Take, for example, an observation made in the recent Cass Business School report on UK commercial real estate lending: “There is increasing demand from investors for higher loan-to-values to take out equity”.

Sponsors aiming to capitalise on toppy capital values by attempting to dial up leverage to release a portion of equity is the sort of request that ought to sound alarm bells across Europe’s property debt markets. The Cass report was quick to add that banks cannot respond to this demand, but pointed out that insurance companies and other types of non-bank lenders have more flexibility to accommodate such requests.

Another area in which lenders’ resolve is being tested is loan covenants. At the recent CREFC Europe Spring Conference in London, lender panellists admitted the emergence of covenant-light loan structures in the European market is a hot topic. Such is the intensity of competition for lending mandates in parts of the market, some sponsors are demanding fewer restrictive terms and conditions to the loans they want to source. The return of CMBS issuance in Europe – a market in which covenant-light structures are more common – may exacerbate this trend.

Also at CREFC’s event, discussion turned to some of the more eyebrow-raising financing requests crossing lenders’ desks. ‘Last-mile’ logistics facilities in truth located several miles from civilisation and properties euphemistically tagged ‘core with personality’ – in other words, not core – were noted as examples of deals seen, and dismissed, by lenders.

While debt market participants need to be aware of these factors, it would be incorrect to suggest the European lending space is sliding towards the reckless practices seen in the build-up to the global financial crisis; far from it.

The market generally remains disciplined.
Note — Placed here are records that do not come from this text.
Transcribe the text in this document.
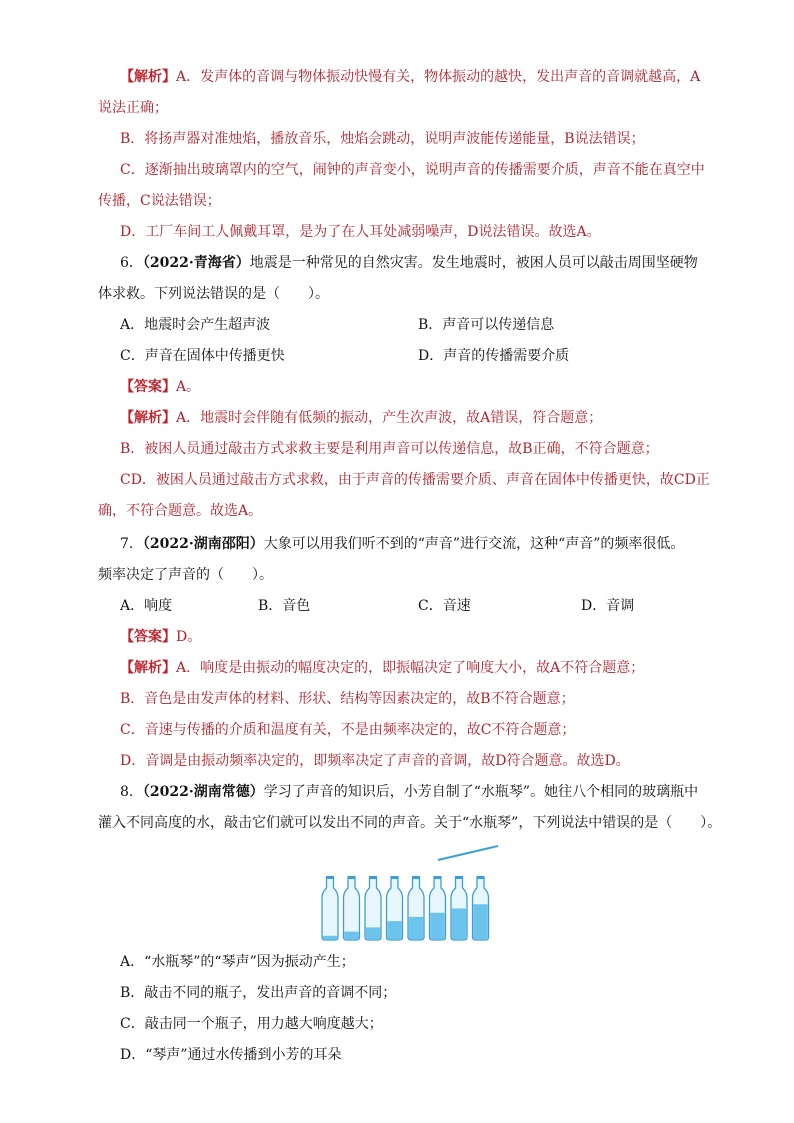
【解析】A．发声体的音调与物体振动快慢有关，物体振动的越快，发出声音的音调就越高，A
说法正确；
B．将扬声器对准烛焰，播放音乐，烛焰会跳动，说明声波能传递能量，B说法错误；
C．逐渐抽出玻璃罩内的空气，闹钟的声音变小，说明声音的传播需要介质，声音不能在真空中
传播，C说法错误；
D．工厂车间工人佩戴耳罩，是为了在人耳处减弱噪声，D说法错误。故选A。
6．（2022·青海省）地震是一种常见的自然灾害。发生地震时，被困人员可以敲击周围坚硬物
体求救。下列说法错误的是（　　）。
A．地震时会产生超声波	B．声音可以传递信息
C．声音在固体中传播更快	D．声音的传播需要介质
【答案】A。
【解析】A．地震时会伴随有低频的振动，产生次声波，故A错误，符合题意；
B．被困人员通过敲击方式求救主要是利用声音可以传递信息，故B正确，不符合题意；
CD．被困人员通过敲击方式求救，由于声音的传播需要介质、声音在固体中传播更快，故CD正
确，不符合题意。故选A。
7．（2022·湖南邵阳）大象可以用我们听不到的“声音”进行交流，这种“声音”的频率很低。
频率决定了声音的（　　）。
A．响度	B．音色	C．音速	D．音调
【答案】D。
【解析】A．响度是由振动的幅度决定的，即振幅决定了响度大小，故A不符合题意；
B．音色是由发声体的材料、形状、结构等因素决定的，故B不符合题意；
C．音速与传播的介质和温度有关，不是由频率决定的，故C不符合题意；
D．音调是由振动频率决定的，即频率决定了声音的音调，故D符合题意。故选D。
8．（2022·湖南常德）学习了声音的知识后，小芳自制了“水瓶琴”。她往八个相同的玻璃瓶中
灌入不同高度的水，敲击它们就可以发出不同的声音。关于“水瓶琴”，下列说法中错误的是（　　）。
A．“水瓶琴”的“琴声”因为振动产生；
B．敲击不同的瓶子，发出声音的音调不同；
C．敲击同一个瓶子，用力越大响度越大；
D．“琴声”通过水传播到小芳的耳朵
Despite the Cass report highlighting borrowers asking for higher LTVs, it also noted that leverage across the UK market remains below 60 percent on average across all property types. The same is true across several Continental European markets. There is also a strong concentration of debt capital towards the senior, core part of the market – indeed, some in the market argue the lending community is too risk-averse and should be financing more value-add business.

The issue of waning covenants is worrying, but not straightforward. As one lender pointed out, fewer covenants does not mean no covenants. Such conditions are built into loans to provide lenders with the ability to force a conversation with their borrower. There is an argument for covenants structured to allow flexibility for sponsors to execute value-add business plans, but lenders need to ensure they work in their favour as early warning signals.

Lenders should also keep an eye on those within their ranks offering finance in situations most would wince at. One market player at CREFC’s event described seeing debt offered at 80 percent LTV to fund land acquisitions in Spain, for example. With the volume of private debt capital in the market growing, there is a danger that competition for high-yielding deals might lead some to take undue risk.

At this advanced stage of the cycle, with property fully priced in certain markets and large reserves of equity and debt chasing deals, it is crucial lenders stay within their risk parameters and ensure they dictate the adequate safety measures in their deal structures to ensure their top-of-the-market loans do not come back to bite them.